As we moved to the next part of the experience, we were once again greeted by an actor who definitely added to the experience while still allowing us the freedom to continue puzzling and cracking jokes. At this point, we were inside what felt like a more traditional escape room, but on a much larger scale. The whole thing is filled to the brim with amazing set design and well thought out enigmas. This area on it’s own would be a crown jewel in a traditional escape room, and it is only another third of the experience! While large, it didn’t feel junky or full of red herrings, and everything we found felt important to the over arching experience. The game flow was non-linear enough to keep our team engaged, and I can definitely see the maximum of eight players getting their money’s worth as well. All of the puzzles and interactions played well into the theme, and there were several points at which we were appropriately wowed by the design. On top of all that, fans of Edgar Allen Poe’s work will be very pleased to see that the game is saturated with easter eggs based on his many stories and poems. These are well placed and feel like loving homages rather than items placed without purpose.

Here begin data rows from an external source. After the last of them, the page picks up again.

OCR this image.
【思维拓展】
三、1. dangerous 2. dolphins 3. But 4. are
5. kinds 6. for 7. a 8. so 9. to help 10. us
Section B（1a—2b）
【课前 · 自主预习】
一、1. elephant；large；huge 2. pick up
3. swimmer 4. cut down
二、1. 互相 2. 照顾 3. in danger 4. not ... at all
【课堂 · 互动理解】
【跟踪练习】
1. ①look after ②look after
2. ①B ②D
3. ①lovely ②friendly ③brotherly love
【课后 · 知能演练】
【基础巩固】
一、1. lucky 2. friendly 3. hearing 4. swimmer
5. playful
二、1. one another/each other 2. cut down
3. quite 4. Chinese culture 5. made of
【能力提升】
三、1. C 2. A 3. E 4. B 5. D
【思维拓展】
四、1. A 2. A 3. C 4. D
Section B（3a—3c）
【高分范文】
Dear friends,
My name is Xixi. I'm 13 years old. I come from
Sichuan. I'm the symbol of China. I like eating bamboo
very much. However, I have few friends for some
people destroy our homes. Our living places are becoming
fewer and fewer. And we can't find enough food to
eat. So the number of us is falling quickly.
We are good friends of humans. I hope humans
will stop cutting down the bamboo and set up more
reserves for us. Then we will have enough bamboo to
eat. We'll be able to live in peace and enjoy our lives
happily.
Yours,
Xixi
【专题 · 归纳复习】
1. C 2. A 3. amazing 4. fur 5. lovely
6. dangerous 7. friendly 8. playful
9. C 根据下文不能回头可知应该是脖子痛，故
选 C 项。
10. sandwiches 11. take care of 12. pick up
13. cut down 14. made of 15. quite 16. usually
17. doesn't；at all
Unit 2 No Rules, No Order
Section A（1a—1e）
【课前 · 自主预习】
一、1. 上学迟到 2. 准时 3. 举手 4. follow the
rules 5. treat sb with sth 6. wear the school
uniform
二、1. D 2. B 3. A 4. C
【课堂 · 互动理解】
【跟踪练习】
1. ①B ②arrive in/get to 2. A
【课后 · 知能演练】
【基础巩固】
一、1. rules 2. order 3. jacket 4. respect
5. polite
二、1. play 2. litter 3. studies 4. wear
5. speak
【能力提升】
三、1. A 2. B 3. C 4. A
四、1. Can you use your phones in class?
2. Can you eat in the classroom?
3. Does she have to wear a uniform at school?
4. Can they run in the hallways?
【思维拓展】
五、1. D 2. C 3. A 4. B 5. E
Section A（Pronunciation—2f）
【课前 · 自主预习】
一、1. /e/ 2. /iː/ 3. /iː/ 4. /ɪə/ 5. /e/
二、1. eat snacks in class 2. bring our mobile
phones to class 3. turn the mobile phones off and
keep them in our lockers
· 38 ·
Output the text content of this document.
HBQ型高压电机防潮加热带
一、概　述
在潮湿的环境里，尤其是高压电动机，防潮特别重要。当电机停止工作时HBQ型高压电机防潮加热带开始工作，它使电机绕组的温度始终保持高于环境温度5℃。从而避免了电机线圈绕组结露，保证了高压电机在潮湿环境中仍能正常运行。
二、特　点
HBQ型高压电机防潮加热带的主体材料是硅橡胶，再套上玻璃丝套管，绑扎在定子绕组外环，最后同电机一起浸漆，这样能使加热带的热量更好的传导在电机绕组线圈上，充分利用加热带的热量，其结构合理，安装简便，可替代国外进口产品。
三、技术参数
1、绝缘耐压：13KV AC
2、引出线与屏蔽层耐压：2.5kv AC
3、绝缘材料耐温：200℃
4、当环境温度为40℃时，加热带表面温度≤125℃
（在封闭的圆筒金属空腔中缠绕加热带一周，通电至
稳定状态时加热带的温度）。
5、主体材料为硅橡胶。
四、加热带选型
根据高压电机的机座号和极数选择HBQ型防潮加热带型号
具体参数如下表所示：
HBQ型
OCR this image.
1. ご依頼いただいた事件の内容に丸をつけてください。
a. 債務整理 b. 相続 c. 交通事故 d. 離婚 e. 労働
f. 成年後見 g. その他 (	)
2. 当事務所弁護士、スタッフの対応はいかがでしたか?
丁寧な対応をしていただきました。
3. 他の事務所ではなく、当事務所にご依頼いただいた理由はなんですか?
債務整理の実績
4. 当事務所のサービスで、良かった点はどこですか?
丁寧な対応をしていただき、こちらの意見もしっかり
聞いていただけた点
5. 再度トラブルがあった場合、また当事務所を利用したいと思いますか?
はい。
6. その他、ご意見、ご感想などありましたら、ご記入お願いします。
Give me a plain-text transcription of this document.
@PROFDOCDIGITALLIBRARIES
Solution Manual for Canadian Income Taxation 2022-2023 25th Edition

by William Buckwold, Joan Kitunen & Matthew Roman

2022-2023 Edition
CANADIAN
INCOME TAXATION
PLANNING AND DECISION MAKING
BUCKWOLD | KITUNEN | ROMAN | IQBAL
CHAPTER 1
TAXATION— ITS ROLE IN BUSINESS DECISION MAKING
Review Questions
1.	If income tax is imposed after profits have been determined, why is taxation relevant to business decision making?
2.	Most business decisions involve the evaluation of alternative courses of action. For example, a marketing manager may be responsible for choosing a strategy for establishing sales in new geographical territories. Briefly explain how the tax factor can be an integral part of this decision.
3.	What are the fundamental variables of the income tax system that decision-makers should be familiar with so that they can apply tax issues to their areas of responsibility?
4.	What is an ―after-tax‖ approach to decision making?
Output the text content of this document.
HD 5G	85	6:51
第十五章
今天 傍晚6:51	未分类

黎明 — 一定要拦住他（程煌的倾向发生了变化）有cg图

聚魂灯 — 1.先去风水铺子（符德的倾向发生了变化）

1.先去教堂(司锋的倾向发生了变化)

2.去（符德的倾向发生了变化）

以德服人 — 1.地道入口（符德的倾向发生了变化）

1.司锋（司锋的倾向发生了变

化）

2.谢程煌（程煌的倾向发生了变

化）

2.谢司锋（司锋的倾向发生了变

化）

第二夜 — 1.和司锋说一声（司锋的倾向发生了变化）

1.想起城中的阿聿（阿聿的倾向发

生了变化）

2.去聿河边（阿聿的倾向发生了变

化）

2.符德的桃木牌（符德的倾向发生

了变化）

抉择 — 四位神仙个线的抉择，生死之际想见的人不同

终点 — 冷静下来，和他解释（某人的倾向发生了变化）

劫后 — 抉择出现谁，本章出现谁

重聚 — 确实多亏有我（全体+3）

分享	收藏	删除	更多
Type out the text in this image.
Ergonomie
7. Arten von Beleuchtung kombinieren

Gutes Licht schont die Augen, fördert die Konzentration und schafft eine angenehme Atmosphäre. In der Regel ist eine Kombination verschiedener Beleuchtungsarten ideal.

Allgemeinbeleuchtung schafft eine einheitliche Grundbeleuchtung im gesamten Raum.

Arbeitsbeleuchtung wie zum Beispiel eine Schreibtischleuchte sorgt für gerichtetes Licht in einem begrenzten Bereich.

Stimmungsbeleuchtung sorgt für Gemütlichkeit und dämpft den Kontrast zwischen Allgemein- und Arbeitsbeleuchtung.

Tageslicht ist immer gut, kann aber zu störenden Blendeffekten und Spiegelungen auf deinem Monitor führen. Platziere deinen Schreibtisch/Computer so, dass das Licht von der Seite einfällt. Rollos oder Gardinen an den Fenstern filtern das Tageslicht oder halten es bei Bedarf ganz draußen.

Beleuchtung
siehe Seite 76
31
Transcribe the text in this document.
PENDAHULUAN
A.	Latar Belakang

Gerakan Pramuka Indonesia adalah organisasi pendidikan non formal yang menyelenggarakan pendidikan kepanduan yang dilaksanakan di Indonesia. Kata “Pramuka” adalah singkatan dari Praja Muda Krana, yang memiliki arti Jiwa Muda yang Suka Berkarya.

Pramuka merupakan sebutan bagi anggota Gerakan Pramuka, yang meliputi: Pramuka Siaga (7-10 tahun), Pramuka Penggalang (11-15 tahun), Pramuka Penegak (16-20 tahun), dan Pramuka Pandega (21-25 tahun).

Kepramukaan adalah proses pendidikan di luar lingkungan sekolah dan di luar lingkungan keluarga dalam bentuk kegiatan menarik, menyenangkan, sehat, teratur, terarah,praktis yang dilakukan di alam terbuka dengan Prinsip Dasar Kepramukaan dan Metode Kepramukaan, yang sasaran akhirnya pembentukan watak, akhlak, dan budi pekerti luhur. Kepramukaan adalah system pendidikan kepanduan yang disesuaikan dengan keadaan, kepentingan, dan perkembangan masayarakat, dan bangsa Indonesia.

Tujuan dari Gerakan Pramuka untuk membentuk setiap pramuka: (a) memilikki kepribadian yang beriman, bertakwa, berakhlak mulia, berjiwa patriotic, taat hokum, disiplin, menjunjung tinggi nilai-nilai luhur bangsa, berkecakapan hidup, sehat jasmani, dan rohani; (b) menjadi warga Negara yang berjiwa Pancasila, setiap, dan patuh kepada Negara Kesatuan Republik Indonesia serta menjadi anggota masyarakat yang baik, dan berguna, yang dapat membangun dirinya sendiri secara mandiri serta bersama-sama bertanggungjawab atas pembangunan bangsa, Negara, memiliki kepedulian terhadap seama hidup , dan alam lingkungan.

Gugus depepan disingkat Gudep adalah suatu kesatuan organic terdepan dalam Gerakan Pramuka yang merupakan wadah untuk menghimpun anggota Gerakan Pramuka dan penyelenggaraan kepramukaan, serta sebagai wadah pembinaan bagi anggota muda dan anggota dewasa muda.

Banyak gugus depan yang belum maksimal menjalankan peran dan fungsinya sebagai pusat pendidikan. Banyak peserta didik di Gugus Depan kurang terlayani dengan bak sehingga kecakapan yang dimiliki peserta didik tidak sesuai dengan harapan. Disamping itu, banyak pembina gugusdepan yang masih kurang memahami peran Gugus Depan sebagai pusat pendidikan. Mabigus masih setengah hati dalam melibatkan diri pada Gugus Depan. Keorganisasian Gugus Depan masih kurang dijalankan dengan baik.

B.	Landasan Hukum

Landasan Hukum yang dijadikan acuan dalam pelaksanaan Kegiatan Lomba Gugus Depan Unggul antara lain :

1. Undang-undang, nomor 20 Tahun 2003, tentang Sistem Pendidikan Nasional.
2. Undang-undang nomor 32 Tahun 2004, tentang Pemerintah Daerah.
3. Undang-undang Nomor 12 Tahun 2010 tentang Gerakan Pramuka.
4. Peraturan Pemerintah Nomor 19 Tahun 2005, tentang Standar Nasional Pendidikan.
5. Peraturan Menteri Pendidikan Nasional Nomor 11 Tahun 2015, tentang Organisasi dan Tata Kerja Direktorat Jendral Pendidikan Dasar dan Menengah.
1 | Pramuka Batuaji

We’d only been through about two thirds of the game at this point, but we were still having the time of our lives with the awesome game flow, fantastic signposting of clues, and particularly great storyline. When we finished up with this area, we were once again treated to what felt like a live action, interactive cut scene from a video game, and yet another large area was introduced, along with another great game mechanic that truly ratcheted up the tension. This part of the game tied in very well, and brought up some hanging threads that had been hinted at during the earlier parts of the game. These surprises were insanely fun, and the final puzzles and the climax of the adventure were some of the best story telling I’ve seen in an escape room. Honestly, everything about this adventure knocked it out of the park. I’ve never quite experienced something so full of action, adventure, and interactivity beyond a video game, and Warehouse 29 is much, much more than a game, it’s a phenomenal escape adventure!

Low Points:

The only thing I’d say would’ve made our experience better is if the actors were a little more improvisational with us. We’ve had games in the past where the live actors read our group and adjusted to fit our, admittedly weird, sense of humor, and those moments really shined for us while still immersing us in the story. While the actors did a fantastic job overall, especially during the beginning, where they did respond to our input well, there were a few parts in the middle section where we could tell they weren’t quite sure what to do with us, (mostly me, really,) so they stuck to the script. Overall, not a bad thing, but really the only “low point” that sticks out to me at all.

Verdict:

Warehouse 29 is a wholly unique event that is truly second to none! The marriage of VR, live action interactive theatre, and escape rooms works perfectly, and this adventure is something any escape enthusiast or thrill seeker should absolutely experience! Beginners and veterans alike will find something new and exciting here, and I cannot recommend The Dark Raven Museum enough. If you only have the time to visit one escape room while in Richmond, make it Warehouse 29. You can book your time battling rogue AI Edgar Allen Poe here!

10/10 (Phenomenal)

Full Disclosure: Warehouse 29 provided media discounted tickets for this room.